When the thing was fried enough to shrivel away from her skin she ground it to smeared pulp beneath a boot, shivering uncontrollably, feeling as violated and besmirched as any Victorian heroine. Loathsome, repulsive, horrible thing! Oh, God, this climate! This rain! This awful, eternal dilemma…
And then of course the place where the leech had fastened its blind seeking mouth kept bleeding, bleeding, the tissue impregnated with an anticlotting factor from its saliva, and it had to be attended to immediately or in this climate the wound would ulcerate…

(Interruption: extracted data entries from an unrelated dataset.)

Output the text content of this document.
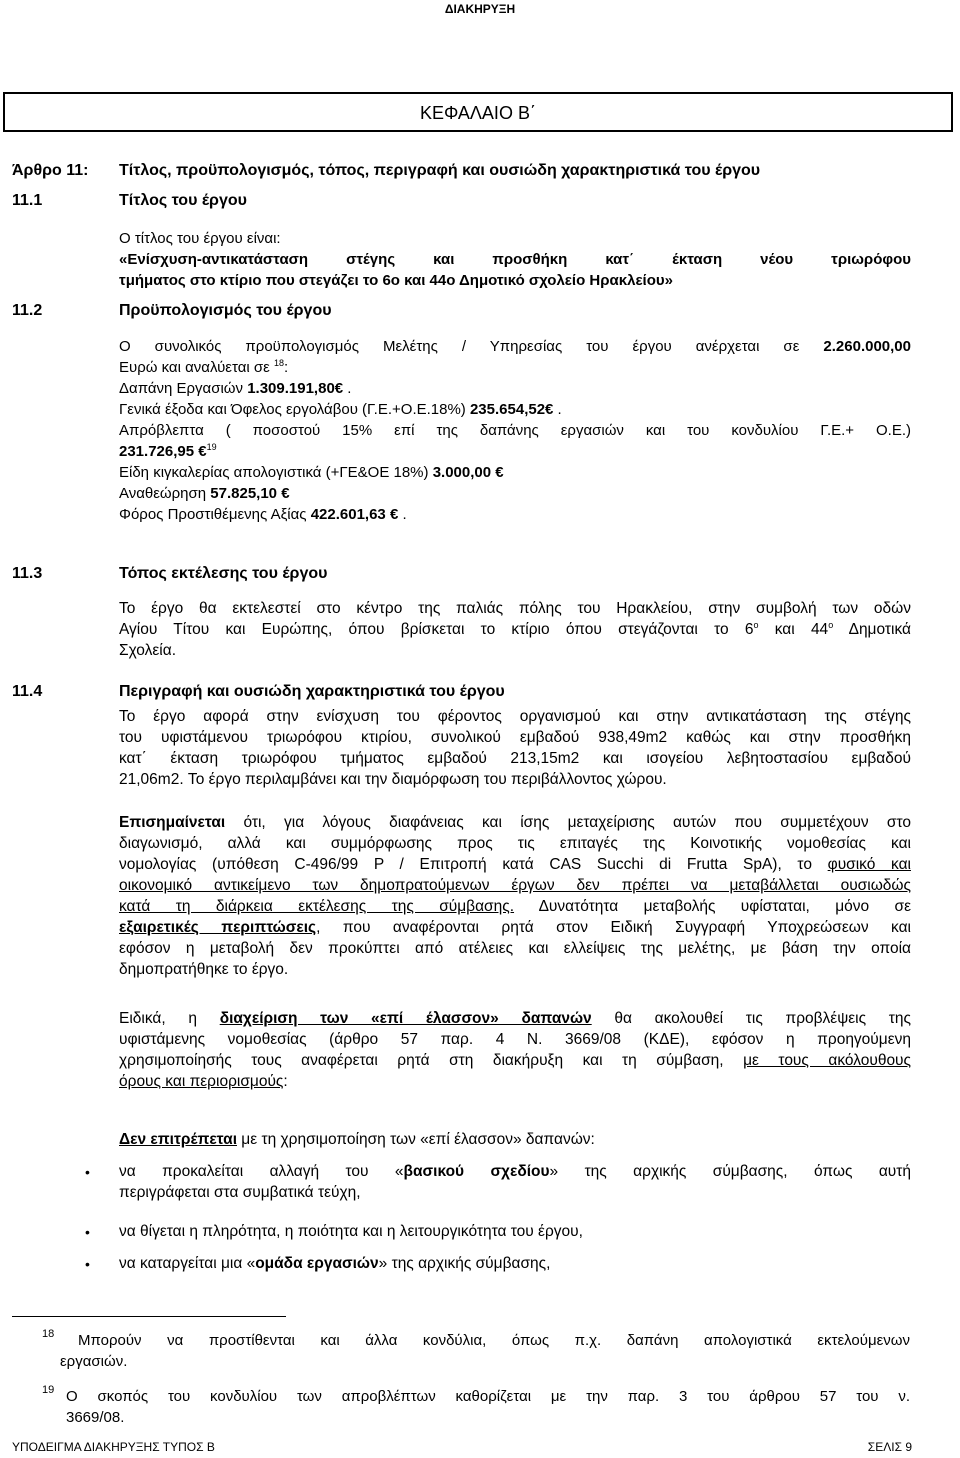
ΔΙΑΚΗΡΥΞΗ
ΚΕΦΑΛΑΙΟ Β΄
Άρθρο 11: Τίτλος, προϋπολογισμός, τόπος, περιγραφή και ουσιώδη χαρακτηριστικά του έργου
11.1	Τίτλος του έργου
Ο τίτλος του έργου είναι:
«Ενίσχυση-αντικατάσταση στέγης και προσθήκη κατ΄ έκταση νέου τριωρόφου
τμήματος στο κτίριο που στεγάζει το 6ο και 44ο Δημοτικό σχολείο Ηρακλείου»
11.2	Προϋπολογισμός του έργου
Ο συνολικός προϋπολογισμός Μελέτης / Υπηρεσίας του έργου ανέρχεται σε 2.260.000,00
Ευρώ και αναλύεται σε $^{18}$:
Δαπάνη Εργασιών 1.309.191,80€ .
Γενικά έξοδα και Όφελος εργολάβου (Γ.Ε.+Ο.Ε.18%) 235.654,52€ .
Απρόβλεπτα ( ποσοστού 15% επί της δαπάνης εργασιών και του κονδυλίου Γ.Ε.+ Ο.Ε.)
231.726,95 €$^{19}$
Είδη κιγκαλερίας απολογιστικά (+ΓΕ&ΟΕ 18%) 3.000,00 €
Αναθεώρηση 57.825,10 €
Φόρος Προστιθέμενης Αξίας 422.601,63 € .
11.3	Τόπος εκτέλεσης του έργου
Το έργο θα εκτελεστεί στο κέντρο της παλιάς πόλης του Ηρακλείου, στην συμβολή των οδών
Αγίου Τίτου και Ευρώπης, όπου βρίσκεται το κτίριο όπου στεγάζονται το $6^o$ και $44^o$ Δημοτικά
Σχολεία.
11.4	Περιγραφή και ουσιώδη χαρακτηριστικά του έργου
Το έργο αφορά στην ενίσχυση του φέροντος οργανισμού και στην αντικατάσταση της στέγης
του υφιστάμενου τριωρόφου κτιρίου, συνολικού εμβαδού 938,49m2 καθώς και στην προσθήκη
κατ΄ έκταση τριωρόφου τμήματος εμβαδού 213,15m2 και ισογείου λεβητοστασίου εμβαδού
21,06m2. Το έργο περιλαμβάνει και την διαμόρφωση του περιβάλλοντος χώρου.
Επισημαίνεται ότι, για λόγους διαφάνειας και ίσης μεταχείρισης αυτών που συμμετέχουν στο
διαγωνισμό, αλλά και συμμόρφωσης προς τις επιταγές της Κοινοτικής νομοθεσίας και
νομολογίας (υπόθεση C-496/99 P / Επιτροπή κατά CAS Succhi di Frutta SpA), το φυσικό και
οικονομικό αντικείμενο των δημοπρατούμενων έργων δεν πρέπει να μεταβάλλεται ουσιωδώς
κατά τη διάρκεια εκτέλεσης της σύμβασης. Δυνατότητα μεταβολής υφίσταται, μόνο σε
εξαιρετικές περιπτώσεις, που αναφέρονται ρητά στον Ειδική Συγγραφή Υποχρεώσεων και
εφόσον η μεταβολή δεν προκύπτει από ατέλειες και ελλείψεις της μελέτης, με βάση την οποία
δημοπρατήθηκε το έργο.
Ειδικά, η διαχείριση των «επί έλασσον» δαπανών θα ακολουθεί τις προβλέψεις της
υφιστάμενης νομοθεσίας (άρθρο 57 παρ. 4 Ν. 3669/08 (ΚΔΕ), εφόσον η προηγούμενη
χρησιμοποίησής τους αναφέρεται ρητά στη διακήρυξη και τη σύμβαση, με τους ακόλουθους
όρους και περιορισμούς:
Δεν επιτρέπεται με τη χρησιμοποίηση των «επί έλασσον» δαπανών:
• να προκαλείται αλλαγή του «βασικού σχεδίου» της αρχικής σύμβασης, όπως αυτή
περιγράφεται στα συμβατικά τεύχη,
• να θίγεται η πληρότητα, η ποιότητα και η λειτουργικότητα του έργου,
• να καταργείται μια «ομάδα εργασιών» της αρχικής σύμβασης,
18 Μπορούν να προστίθενται και άλλα κονδύλια, όπως π.χ. δαπάνη απολογιστικά εκτελούμενων
εργασιών.
19 Ο σκοπός του κονδυλίου των απροβλέπτων καθορίζεται με την παρ. 3 του άρθρου 57 του ν.
3669/08.
ΥΠΟΔΕΙΓΜΑ ΔΙΑΚΗΡΥΞΗΣ ΤΥΠΟΣ Β	ΣΕΛΙΣ 9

It was not very often that she found herself reminded so physically of Base Fifteen, its difficulties, isolation, introspection. Of all the places she had ever been, she thought, dealing with iodine and sterile swabs, Base Fifteen had made less impression than any. In fact, almost no impression at all. As if it were a stage set, without substance or real meaning of its own, simply a claustrophobic backdrop for a complicated interplay of human emotions, wills, desires. Which was logical. Base Fifteen as anything more than an insubstantial backdrop didn’t make sense. A more sterile, dreary institution had never been erected; even the wet canvas world of a casualty clearing station had more personality. Base Fifteen was there to serve a war, it had been dumped where the convenience of war dictated, without respect to the ideal site, staff contentment, or patient welfare. No wonder it was a painted cardboard world.
And, leg propped up on the wooden chair, the walls oozing sweat and speckled with great patches of mildew, the cockroaches waving their antennae from every dark cranny, itching for the light to go off, Sister Langtry looked around her like someone doubting the reality of a dream.
I shall be so glad to go home, she thought for the very first time. Oh, yes, I shall be glad to go back to my home!
Part 6
1
Sister Langtry came into the sisters’ sitting room about four the next afternoon feeling more like herself, and looking forward to a cup of tea. There were five sisters scattered in two groups about the room, and Sister Dawkin on her own, sitting in one chair with her feet propped up on another, her head nodding toward her ample chest in a series of jerks which culminated in one large enough to startle her into waking. Eyes about to close again, she saw who was standing in the doorway, waved and beckoned.
As Sister Langtry walked across to join her friend a strong wave of dizziness provoked a sudden panic; she wasn’t sleeping and she wasn’t eating properly, and if she wasn’t careful she would become ill. Contact with the men of X and their problems had educated her sufficiently to understand that her present symptoms were escapist, a means whereby to manufacture an end demanding her removal from ward X without the humiliation of having to request Matron for a transfer. Therefore pride dictated that she sleep and eat. Tonight she would take a Nembutal, something she had not done since the day of the incident in the dayroom.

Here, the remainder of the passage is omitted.